İki teknik direktörün hamlelerinin etkisi uzatmalarda da devam etti. Önce Firmino 2.golün de asistini Mane'ye yaparak Liverpool'u 2-1 öne geçirdi. Sonra da Abraham, Liverpool kalecisi Adrian'dan önce davranarak penaltı yaptırdı ve Chelsea'nin Jorginho'nun penaltı vuruşuyla skoru 2-2'ye getirmesini sağladı. 120 dk'da da bozulmayan eşitlik maçı penaltılara götürdü.

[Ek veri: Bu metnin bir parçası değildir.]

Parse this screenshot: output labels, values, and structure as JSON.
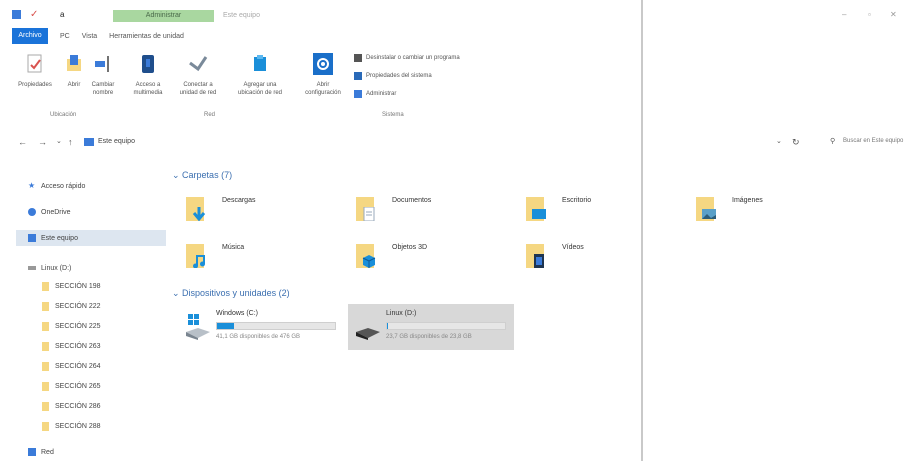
{
  "titlebar": {
    "quick_access_letter": "a",
    "context_tab": "Administrar",
    "title": "Este equipo"
  },
  "ribbon_tabs": [
    "Archivo",
    "PC",
    "Vista",
    "Herramientas de unidad"
  ],
  "ribbon": {
    "buttons": [
      {
        "label": "Propiedades",
        "icon": "properties-icon"
      },
      {
        "label": "Abrir",
        "icon": "open-icon"
      },
      {
        "label": "Cambiar nombre",
        "icon": "rename-icon"
      },
      {
        "label": "Acceso a multimedia",
        "icon": "media-access-icon"
      },
      {
        "label": "Conectar a unidad de red",
        "icon": "map-drive-icon"
      },
      {
        "label": "Agregar una ubicación de red",
        "icon": "network-location-icon"
      },
      {
        "label": "Abrir configuración",
        "icon": "settings-icon"
      }
    ],
    "small_buttons": [
      "Desinstalar o cambiar un programa",
      "Propiedades del sistema",
      "Administrar"
    ],
    "groups": [
      "Ubicación",
      "Red",
      "Sistema"
    ]
  },
  "address": {
    "path": "Este equipo",
    "search_placeholder": "Buscar en Este equipo"
  },
  "sidebar": {
    "items": [
      {
        "label": "Acceso rápido",
        "icon": "star-icon"
      },
      {
        "label": "OneDrive",
        "icon": "cloud-icon"
      },
      {
        "label": "Este equipo",
        "icon": "computer-icon",
        "selected": true
      },
      {
        "label": "Linux (D:)",
        "icon": "drive-icon"
      }
    ],
    "folders": [
      "SECCIÓN 198",
      "SECCIÓN 222",
      "SECCIÓN 225",
      "SECCIÓN 263",
      "SECCIÓN 264",
      "SECCIÓN 265",
      "SECCIÓN 286",
      "SECCIÓN 288"
    ],
    "network": "Red"
  },
  "content": {
    "folders_title": "Carpetas (7)",
    "folders": [
      {
        "label": "Descargas",
        "icon": "download-icon"
      },
      {
        "label": "Documentos",
        "icon": "document-icon"
      },
      {
        "label": "Escritorio",
        "icon": "desktop-icon"
      },
      {
        "label": "Imágenes",
        "icon": "pictures-icon"
      },
      {
        "label": "Música",
        "icon": "music-icon"
      },
      {
        "label": "Objetos 3D",
        "icon": "3d-objects-icon"
      },
      {
        "label": "Vídeos",
        "icon": "videos-icon"
      }
    ],
    "drives_title": "Dispositivos y unidades (2)",
    "drives": [
      {
        "name": "Windows (C:)",
        "info": "41,1 GB disponibles de 476 GB",
        "used_fraction": 0.14
      },
      {
        "name": "Linux (D:)",
        "info": "23,7 GB disponibles de 23,8 GB",
        "used_fraction": 0.01
      }
    ]
  },
  "colors": {
    "accent": "#1a73d9",
    "folder": "#f5d782",
    "context_tab": "#a9d7a0"
  }
}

Maçın genelinde üstün oynayan, pozisyon üstünlüğü bulunan Chelsea'de 5.penaltıyı Abraham kaçırınca Süper Kupa'nın sahibi, İstanbul'da kupa almaya alışkın olan Liverpool oldu. Bu muhteşem futbol şöleninin kazananı olan Klopp ve öğrencileri yine muhteşem bir törenle kupalarını aldı. Maç öncesi yapılan görsel şölenler, organizasyonun tüm aşamaları ve kupa töreniyle Türkiye, bu hususta sınıfı bir kez daha geçerek, UEFA ve FIFA'ya 'Biz bu tür organizasyonların altından rahatlıkla kalkarız' mesajını yinelemiş oldu. Böyle bir organizasyonda emeği geçen herkese teşekkürü bir borç biliyor, geçmiş Bayramınızı kutluyorum.